Schon 1903 hatte der Staat die Zweckmäßigkeit einer festen Rheinbrücke untersucht und einen Brückenvorentwurf anfertigen lassen. Die Stadt war schon 1908 bereit, sich mit bedeutend höheren Beträgen als früher an dem Projekt zu beteiligen. Die seit 1911 intensiven Bemühungen der Stadt für eine Straßenbrücke wurden durch den Provinziallandtag gebremst, der keinerlei Bauzuschüsse gewähren wollte. Erst 1913 führten Verhandlungen unter der Leitung des Oberpräsidenten Georg Freiherr von Rheinbaben zu einer Lösung. Die veranschlagten Baukosten von 3,11 Millionen Mark wurden von Preußen (1,95 Millionen), der Stadt Wesel (0,58 Millionen) und den Kreisen Rees und Moers (je 0,29 Millionen) getragen.
Die neue Brücke war Teil der Reichsstraße 58, heute B 58. Sie überspannte den Rhein zwischen Büdericher Insel und Fort Blücher. Von der Büdericher Insel führte eine 1896 fertiggestellte eiserne Brücke über die Lippe auf das rechte Rheinufer.
Die Brücke wurde Anfang 1914 ausgeschrieben. Für Pfeiler und Widerlager erhielt die Firma Beuchelt & Co. in Grünberg/Schlesien den Zuschlag. Die Oberbauten fertigte die Gutehoffungshütte in Oberhausen.
Der Ausbruch des Ersten Weltkriegs verzögerte den Bau nur kurz. Im Oktober wurden die Bauaufträge erteilt. Wegen des Facharbeitermangels wurden 1915 niederländische Arbeiter angeworben und Kriegsgefangene eingesetzt. Im Frühjahr 1917 wurde die Fahrbahndecke aufgebracht. Am 27. Juli 1917 wurde die neue Brücke für den Verkehr freigegeben. 1918 erhielt die Brücke zur Erinnerung an den vormaligen Oberpräsidenten den Namen Rheinbabenbrücke.

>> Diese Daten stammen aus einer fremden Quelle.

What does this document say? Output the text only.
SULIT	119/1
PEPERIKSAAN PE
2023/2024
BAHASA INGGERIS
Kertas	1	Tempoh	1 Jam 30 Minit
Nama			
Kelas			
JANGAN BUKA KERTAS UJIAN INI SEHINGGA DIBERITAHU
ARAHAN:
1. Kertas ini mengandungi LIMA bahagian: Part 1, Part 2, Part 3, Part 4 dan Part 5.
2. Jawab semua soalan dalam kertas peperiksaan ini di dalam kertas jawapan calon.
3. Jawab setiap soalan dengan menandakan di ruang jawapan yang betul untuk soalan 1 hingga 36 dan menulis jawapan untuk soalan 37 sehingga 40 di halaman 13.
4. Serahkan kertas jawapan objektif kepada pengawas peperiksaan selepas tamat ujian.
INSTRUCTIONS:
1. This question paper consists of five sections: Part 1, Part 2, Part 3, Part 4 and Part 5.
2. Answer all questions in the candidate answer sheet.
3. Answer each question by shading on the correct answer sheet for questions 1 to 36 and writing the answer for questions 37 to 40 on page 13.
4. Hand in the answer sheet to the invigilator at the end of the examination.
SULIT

Die Brücke erhielt als militärische Vorgabe auf beiden Seiten an den Enden je zwei Flankierungstürme. Erst 1920 erhielt die Brücke statt der Ersatzfarbe den endgültigen Anstrich.
Die Benutzung der Rheinbrücke war ebenso kostenpflichtig wie die der davor befindlichen Lippebrücke. Für den Einzug der Gebühren gab es eine eigene Hebestelle.
In den 1930er Jahren wurden die Brückenauffahrten geändert. Auf der Büdericher Seite wurde die Auffahrt, die vor Fort Blücher im rechten Winkel auf die Brücke zulief, durch das Fort gelegt, so dass man nun in einer Kurve auf- und abfahren konnte. Auf der Weseler Seite wurde der ebenfalls vorhandene Knick am Ende der Brücke durch eine sanfte Kurve im Süden ersetzt. Die Straße führte nun über eine 1937 eröffnete moderne Betonbrücke, die Schillbrücke, mitten in das Zitadellengelände. Zuvor gelangte man noch über die Venloer Straße ins Hafenviertel. In der Zitadelle entstand eine große, moderne Kreuzung mit Ausfallstraßen. Hier kreuzten sich nun die aus der Innenstadt verbannten Reichsstraßen 8 und 58, die den Verkehr westlich über Oberndorfstraße und Südring (damals: Vogel-von-Falkenstein-Straße) und südlich über die Schillstraße an der Altstadt vorbeiführten.
Am Ende des Zweiten Weltkriegs war die Rheinbabenbrücke militärisch wichtig für den deutschen Brückenkopf. Die Brücke wurde am 14. Februar 1945 durch einen alliierten Luftangriff schwer geschädigt. Sie war nur noch für Fußgänger eingeschränkt zu passieren. Deutsche Pioniere sprengten die Brücke am 3. März 1945, als die Verteidigung des Brückenkopfs aussichtslos erschien.
Die Beseitigung der Trümmer dauerte bis 1949. Auf den sanierten Pfeilern und Widerlagern der alten Brücke wurde ab 1950 die neue Rheinbabenbrücke gebaut. Sie konnte 1953 dem Verkehr übergeben werden und wurde 2009 durch die Niederrheinbrücke ersetzt. Die Rheinbabenbrücke wurde von 2011 bis 2017 bis auf den Strompfeiler am Büdericher Ufer abgetragen.